Plant to 50 cm tall; rhizomes compact, ascending, distinctive in being rather stout (> 5 mm in diam.) and soft or brittle, the scales uniformly colored, orangish brown, relatively long; petioles strawcolored, tan, or gray, not shiny; leaf blades 2 pinnate below, 5–20 cm wide, somewhat dimorphic, the sterile ones shorter; rachis and costae glabrous; pinnae attached to rachis so that their tips point } straight out or slightly towards tip of leaf; ultimate leaf segments round to deltate, cordate basally, rounded or even retuse apically, herbaceous to leathery, glabrous or puberulent;
2n = 58 (Windham 1993c).
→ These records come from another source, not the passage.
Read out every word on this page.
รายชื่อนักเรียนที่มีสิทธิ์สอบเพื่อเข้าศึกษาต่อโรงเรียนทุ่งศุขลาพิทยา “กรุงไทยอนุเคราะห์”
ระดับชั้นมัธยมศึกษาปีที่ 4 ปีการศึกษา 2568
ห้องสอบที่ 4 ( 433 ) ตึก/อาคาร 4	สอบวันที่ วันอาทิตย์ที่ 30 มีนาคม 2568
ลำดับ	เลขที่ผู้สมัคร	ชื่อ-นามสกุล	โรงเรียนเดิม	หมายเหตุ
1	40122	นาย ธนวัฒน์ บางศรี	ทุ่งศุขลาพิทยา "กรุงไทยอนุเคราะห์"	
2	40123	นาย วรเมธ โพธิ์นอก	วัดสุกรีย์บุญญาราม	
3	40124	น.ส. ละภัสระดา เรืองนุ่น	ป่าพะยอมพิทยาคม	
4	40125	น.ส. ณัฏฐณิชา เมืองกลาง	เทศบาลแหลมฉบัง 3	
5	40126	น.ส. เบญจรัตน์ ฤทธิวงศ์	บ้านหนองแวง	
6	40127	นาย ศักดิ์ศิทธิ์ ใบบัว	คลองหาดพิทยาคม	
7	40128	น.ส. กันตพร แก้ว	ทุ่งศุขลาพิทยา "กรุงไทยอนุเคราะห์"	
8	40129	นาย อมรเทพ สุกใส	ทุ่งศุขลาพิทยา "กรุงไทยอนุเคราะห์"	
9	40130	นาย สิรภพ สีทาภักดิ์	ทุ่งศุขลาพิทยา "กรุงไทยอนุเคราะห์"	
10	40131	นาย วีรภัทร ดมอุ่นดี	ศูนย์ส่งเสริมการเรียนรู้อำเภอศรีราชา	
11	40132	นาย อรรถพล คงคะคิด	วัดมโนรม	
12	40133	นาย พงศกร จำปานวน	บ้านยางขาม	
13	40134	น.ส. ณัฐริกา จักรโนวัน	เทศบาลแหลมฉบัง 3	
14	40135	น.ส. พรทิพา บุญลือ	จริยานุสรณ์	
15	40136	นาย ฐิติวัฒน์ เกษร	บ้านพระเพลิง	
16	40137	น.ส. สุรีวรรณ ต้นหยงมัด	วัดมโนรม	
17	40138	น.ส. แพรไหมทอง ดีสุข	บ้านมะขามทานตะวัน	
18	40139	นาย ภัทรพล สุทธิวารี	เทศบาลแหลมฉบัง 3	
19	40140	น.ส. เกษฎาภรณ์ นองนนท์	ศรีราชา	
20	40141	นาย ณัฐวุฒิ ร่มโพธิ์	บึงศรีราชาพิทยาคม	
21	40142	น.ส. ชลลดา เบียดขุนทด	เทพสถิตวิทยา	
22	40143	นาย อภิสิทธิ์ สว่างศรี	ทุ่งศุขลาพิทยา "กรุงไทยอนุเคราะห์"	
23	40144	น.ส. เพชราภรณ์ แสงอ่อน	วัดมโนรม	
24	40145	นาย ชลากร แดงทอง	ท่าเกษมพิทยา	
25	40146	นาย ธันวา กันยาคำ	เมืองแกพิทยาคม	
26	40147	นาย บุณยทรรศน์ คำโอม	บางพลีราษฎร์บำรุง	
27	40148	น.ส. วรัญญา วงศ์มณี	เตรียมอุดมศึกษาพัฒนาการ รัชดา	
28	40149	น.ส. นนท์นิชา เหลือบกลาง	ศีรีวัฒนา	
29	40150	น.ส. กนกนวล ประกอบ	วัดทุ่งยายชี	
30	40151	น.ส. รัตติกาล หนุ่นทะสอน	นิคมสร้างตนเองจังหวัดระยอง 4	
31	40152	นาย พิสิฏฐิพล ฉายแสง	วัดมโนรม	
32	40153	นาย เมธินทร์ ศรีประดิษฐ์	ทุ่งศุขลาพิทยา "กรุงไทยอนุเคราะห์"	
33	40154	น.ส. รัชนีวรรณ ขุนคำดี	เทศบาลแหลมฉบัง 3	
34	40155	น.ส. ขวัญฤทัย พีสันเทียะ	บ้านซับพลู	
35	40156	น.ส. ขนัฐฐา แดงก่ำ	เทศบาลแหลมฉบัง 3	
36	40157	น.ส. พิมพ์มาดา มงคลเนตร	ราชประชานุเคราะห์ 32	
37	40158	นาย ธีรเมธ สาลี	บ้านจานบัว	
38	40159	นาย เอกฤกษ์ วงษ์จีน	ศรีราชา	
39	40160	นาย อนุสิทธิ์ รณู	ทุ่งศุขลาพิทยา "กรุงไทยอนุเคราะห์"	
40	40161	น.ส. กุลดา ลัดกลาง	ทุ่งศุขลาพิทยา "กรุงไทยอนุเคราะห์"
Canyons, cliffs, mtn. slopes; Chinati Mts., Presidio Co. (
McVaugh 7451, Muller 8334, BRIT, TEX-LL), Chisos Mts., Brewster Co. (
E.G. Marsh, 251a, TEX-LL), and Davis Mts., Jeff Davis Co. (
J.W. Stanford & J.L. Blassingame 1168, BRIT;
Correll 34978, A.M. Powell & S.A. Powell 4915, TEX-LL) in the Trans-Pecos; in the U.S. known only from TX; also Mexico. Sporulating Jul–Nov. [
Adiantum cordifolium Sesse & Moc.,
P. cardiomorpha Weath.,
P. sagittata (Cav.) Link var.
cordata (Cav.) A.F. Tryon] This species is a diploid. In the past it was treated as a variety of the Mexican, Central and South American
P. sagittata; however, the two are separated by a number of morphological differences and “it seems unlikely that they represent cytotypes of a single species” (Windham 1993c). Yarborough and Powell (2002) considered
P. cordifolia to be rare in TX. Because of its rareness and limited distribution in the state, we consider this species to be of conservation concern in TX.